ICP has been led into a harem and are being seduced by whores. In foreplay, they tickle the whores’ breasts with hatchets. The harem’s madam enters, calls ICP artists and poets, and then pulls out large sheers and informs the clowns that she is about to cut their balls off. The clowns go into battle mode and slaughter the whores. The madam is left on the ground, a hatchet buried in her chest, blood spewing from her mouth as ICP interrogates her. Once they have all the information, the camera cuts to the madam’s perspective as one of the clowns buries a hatchet in her face.

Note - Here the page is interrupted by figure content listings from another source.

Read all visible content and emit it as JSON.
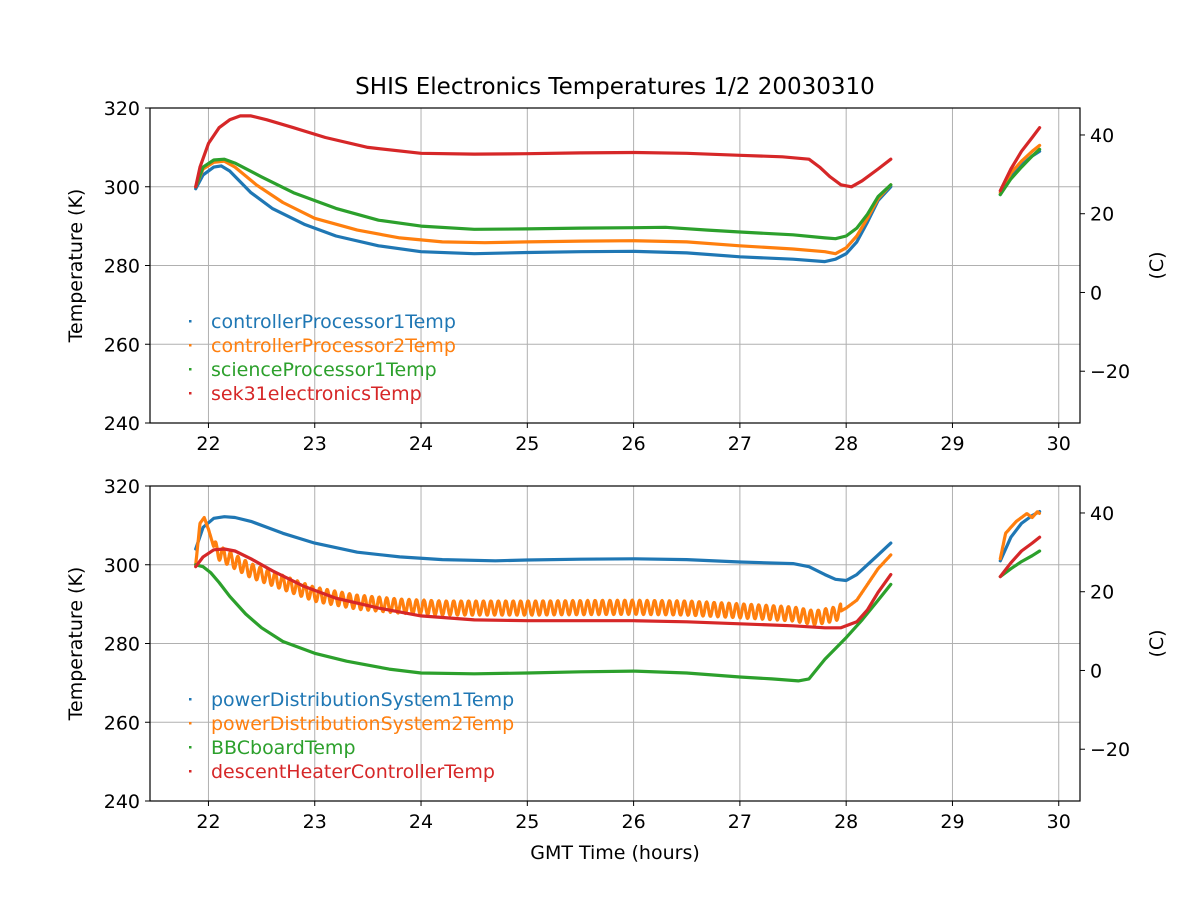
{
  "chart_data": [
    {
      "type": "line",
      "title": "SHIS Electronics Temperatures 1/2 20030310",
      "xlabel": "",
      "ylabel": "Temperature (K)",
      "y2label": "(C)",
      "xlim": [
        21.45,
        30.2
      ],
      "ylim": [
        240,
        320
      ],
      "y2lim": [
        -33.15,
        46.85
      ],
      "xticks": [
        22,
        23,
        24,
        25,
        26,
        27,
        28,
        29,
        30
      ],
      "yticks": [
        240,
        260,
        280,
        300,
        320
      ],
      "y2ticks": [
        -20,
        0,
        20,
        40
      ],
      "y2tick_labels": [
        "−20",
        "0",
        "20",
        "40"
      ],
      "grid": true,
      "legend_position": "lower-left",
      "series": [
        {
          "name": "controllerProcessor1Temp",
          "color": "#1f77b4",
          "segments": [
            {
              "x": [
                21.88,
                21.95,
                22.05,
                22.12,
                22.2,
                22.4,
                22.6,
                22.9,
                23.2,
                23.6,
                24.0,
                24.5,
                25.0,
                25.5,
                26.0,
                26.5,
                27.0,
                27.5,
                27.8,
                27.9,
                28.0,
                28.1,
                28.2,
                28.3,
                28.42
              ],
              "y": [
                299.5,
                303.0,
                305.0,
                305.3,
                304.0,
                298.5,
                294.5,
                290.5,
                287.5,
                285.0,
                283.5,
                283.0,
                283.3,
                283.5,
                283.6,
                283.2,
                282.2,
                281.6,
                281.0,
                281.6,
                283.0,
                286.0,
                291.0,
                296.5,
                300.0
              ]
            },
            {
              "x": [
                29.45,
                29.55,
                29.65,
                29.75,
                29.82
              ],
              "y": [
                298.0,
                302.5,
                305.5,
                307.8,
                309.0
              ]
            }
          ]
        },
        {
          "name": "controllerProcessor2Temp",
          "color": "#ff7f0e",
          "segments": [
            {
              "x": [
                21.88,
                21.95,
                22.05,
                22.15,
                22.25,
                22.45,
                22.7,
                23.0,
                23.4,
                23.8,
                24.2,
                24.6,
                25.0,
                25.5,
                26.0,
                26.5,
                27.0,
                27.5,
                27.8,
                27.9,
                28.0,
                28.1,
                28.2,
                28.3,
                28.42
              ],
              "y": [
                300.0,
                304.5,
                306.2,
                306.5,
                305.0,
                300.5,
                296.0,
                292.0,
                289.0,
                287.0,
                286.0,
                285.8,
                286.0,
                286.2,
                286.3,
                286.0,
                285.0,
                284.2,
                283.5,
                283.0,
                284.5,
                287.5,
                292.0,
                297.0,
                300.5
              ]
            },
            {
              "x": [
                29.45,
                29.55,
                29.65,
                29.75,
                29.82
              ],
              "y": [
                298.5,
                303.5,
                306.5,
                309.0,
                310.5
              ]
            }
          ]
        },
        {
          "name": "scienceProcessor1Temp",
          "color": "#2ca02c",
          "segments": [
            {
              "x": [
                21.88,
                21.95,
                22.05,
                22.15,
                22.25,
                22.5,
                22.8,
                23.2,
                23.6,
                24.0,
                24.5,
                25.0,
                25.5,
                26.0,
                26.3,
                26.7,
                27.0,
                27.5,
                27.8,
                27.9,
                28.0,
                28.1,
                28.2,
                28.3,
                28.42
              ],
              "y": [
                300.0,
                305.0,
                306.8,
                307.0,
                306.0,
                302.5,
                298.5,
                294.5,
                291.5,
                290.0,
                289.2,
                289.3,
                289.5,
                289.6,
                289.7,
                289.0,
                288.5,
                287.8,
                287.0,
                286.8,
                287.5,
                289.5,
                293.0,
                297.5,
                300.5
              ]
            },
            {
              "x": [
                29.45,
                29.55,
                29.65,
                29.75,
                29.82
              ],
              "y": [
                298.0,
                302.0,
                305.0,
                307.8,
                309.5
              ]
            }
          ]
        },
        {
          "name": "sek31electronicsTemp",
          "color": "#d62728",
          "segments": [
            {
              "x": [
                21.88,
                21.92,
                22.0,
                22.1,
                22.2,
                22.3,
                22.4,
                22.55,
                22.8,
                23.1,
                23.5,
                24.0,
                24.5,
                25.0,
                25.5,
                26.0,
                26.5,
                27.0,
                27.4,
                27.65,
                27.75,
                27.85,
                27.95,
                28.05,
                28.15,
                28.3,
                28.42
              ],
              "y": [
                300.0,
                305.0,
                311.0,
                315.0,
                317.0,
                318.0,
                318.0,
                317.0,
                315.0,
                312.5,
                310.0,
                308.5,
                308.3,
                308.4,
                308.6,
                308.7,
                308.5,
                308.0,
                307.6,
                307.0,
                305.0,
                302.5,
                300.5,
                300.0,
                301.5,
                304.5,
                307.0
              ]
            },
            {
              "x": [
                29.45,
                29.55,
                29.65,
                29.75,
                29.82
              ],
              "y": [
                299.0,
                304.5,
                309.0,
                312.5,
                315.0
              ]
            }
          ]
        }
      ]
    },
    {
      "type": "line",
      "title": "",
      "xlabel": "GMT Time (hours)",
      "ylabel": "Temperature (K)",
      "y2label": "(C)",
      "xlim": [
        21.45,
        30.2
      ],
      "ylim": [
        240,
        320
      ],
      "y2lim": [
        -33.15,
        46.85
      ],
      "xticks": [
        22,
        23,
        24,
        25,
        26,
        27,
        28,
        29,
        30
      ],
      "yticks": [
        240,
        260,
        280,
        300,
        320
      ],
      "y2ticks": [
        -20,
        0,
        20,
        40
      ],
      "y2tick_labels": [
        "−20",
        "0",
        "20",
        "40"
      ],
      "grid": true,
      "legend_position": "lower-left",
      "series": [
        {
          "name": "powerDistributionSystem1Temp",
          "color": "#1f77b4",
          "segments": [
            {
              "x": [
                21.88,
                21.95,
                22.05,
                22.15,
                22.25,
                22.4,
                22.7,
                23.0,
                23.4,
                23.8,
                24.2,
                24.7,
                25.0,
                25.5,
                26.0,
                26.5,
                27.0,
                27.5,
                27.65,
                27.8,
                27.9,
                28.0,
                28.1,
                28.2,
                28.3,
                28.42
              ],
              "y": [
                304.0,
                309.5,
                311.8,
                312.2,
                312.0,
                311.0,
                308.0,
                305.5,
                303.2,
                302.0,
                301.3,
                301.0,
                301.2,
                301.4,
                301.5,
                301.3,
                300.7,
                300.3,
                299.5,
                297.5,
                296.3,
                296.0,
                297.5,
                300.0,
                302.5,
                305.5
              ]
            },
            {
              "x": [
                29.45,
                29.55,
                29.65,
                29.75,
                29.82
              ],
              "y": [
                301.0,
                307.0,
                310.5,
                312.5,
                313.5
              ]
            }
          ]
        },
        {
          "name": "powerDistributionSystem2Temp",
          "color": "#ff7f0e",
          "osc_amp": 1.8,
          "osc_period": 0.07,
          "segments": [
            {
              "x": [
                21.88,
                21.92,
                21.96,
                22.0,
                22.05,
                22.1,
                22.2,
                22.4,
                22.7,
                23.0,
                23.4,
                23.8,
                24.2,
                25.0,
                26.0,
                26.5,
                27.0,
                27.5,
                27.7,
                27.9,
                28.0,
                28.1,
                28.2,
                28.3,
                28.42
              ],
              "y": [
                300.0,
                310.5,
                312.0,
                309.0,
                304.5,
                303.0,
                301.5,
                298.5,
                295.5,
                292.5,
                290.5,
                289.5,
                289.0,
                289.0,
                289.2,
                289.0,
                288.3,
                287.5,
                286.5,
                287.5,
                289.0,
                291.0,
                295.0,
                299.0,
                302.5
              ]
            },
            {
              "x": [
                29.45,
                29.5,
                29.6,
                29.7,
                29.75,
                29.8,
                29.82
              ],
              "y": [
                301.5,
                308.0,
                311.0,
                313.0,
                312.0,
                313.5,
                313.0
              ]
            }
          ]
        },
        {
          "name": "BBCboardTemp",
          "color": "#2ca02c",
          "segments": [
            {
              "x": [
                21.88,
                21.95,
                22.02,
                22.1,
                22.2,
                22.35,
                22.5,
                22.7,
                23.0,
                23.3,
                23.7,
                24.0,
                24.5,
                25.0,
                25.5,
                26.0,
                26.5,
                27.0,
                27.3,
                27.55,
                27.65,
                27.8,
                28.0,
                28.15,
                28.3,
                28.42
              ],
              "y": [
                300.0,
                299.5,
                298.0,
                295.5,
                292.0,
                287.5,
                284.0,
                280.5,
                277.5,
                275.5,
                273.5,
                272.5,
                272.3,
                272.5,
                272.8,
                273.0,
                272.5,
                271.5,
                271.0,
                270.5,
                271.0,
                276.0,
                281.5,
                286.0,
                291.0,
                295.0
              ]
            },
            {
              "x": [
                29.45,
                29.55,
                29.65,
                29.75,
                29.82
              ],
              "y": [
                297.0,
                299.0,
                300.8,
                302.3,
                303.5
              ]
            }
          ]
        },
        {
          "name": "descentHeaterControllerTemp",
          "color": "#d62728",
          "segments": [
            {
              "x": [
                21.88,
                21.95,
                22.05,
                22.15,
                22.25,
                22.4,
                22.6,
                22.9,
                23.2,
                23.6,
                24.0,
                24.5,
                25.0,
                25.5,
                26.0,
                26.5,
                27.0,
                27.5,
                27.8,
                27.95,
                28.1,
                28.2,
                28.3,
                28.42
              ],
              "y": [
                299.5,
                302.0,
                303.8,
                304.0,
                303.5,
                301.5,
                298.5,
                294.5,
                291.5,
                289.0,
                287.0,
                286.0,
                285.8,
                285.8,
                285.8,
                285.5,
                285.0,
                284.5,
                284.0,
                284.0,
                285.5,
                288.5,
                293.0,
                297.5
              ]
            },
            {
              "x": [
                29.45,
                29.55,
                29.65,
                29.75,
                29.82
              ],
              "y": [
                297.0,
                300.5,
                303.5,
                305.5,
                307.0
              ]
            }
          ]
        }
      ]
    }
  ]
}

Both of these scenes feature two similar components: violence towards women and castration anxiety. On the one hand the male cyborg does not have an organic penis of his own (and thus, one assumes, cannot actually receive physical stimulation from the rape) and thus merely acts out violence against the whore. In the case of ICP and the madam, the threat of castration is again coincided with violence towards women. Stating these similarities as I just did the only thought I hope comes to mind is: well, that’s obvious.
And indeed it is obvious—one doesn’t need Freud or feminism to “get” what’s going on in those two scenes. Which brings me back to the question I posed earlier in this review: how exactly does ICP define subversion? No doubt the “elite” establishment would balk at such depictions of violence towards women. Does this automatically make those depictions subversive? Perhaps one could argue that, by depicting the explicit rape of women and anxiety of castration the film is illuminating that the establishment already punishes women and fears its own castration (by ICP?), albeit in more sublimated ways.
I find it hard to accept that a simple reproduction of society’s ills is curative much less subversive. I love films which succeed on irony, but admit that irony is a qualified tool. Curiously, my reaction to DEATH RACERS reminds me of Beyond the Valley of the Dolls, another film whose suggestion of subversion just didn’t match up with its depicted morals. So maybe I just don’t get it. Or maybe, to borrow a phrase: sometimes a hatchet buried in a woman’s breast is just a hatchet buried in a woman’s breast.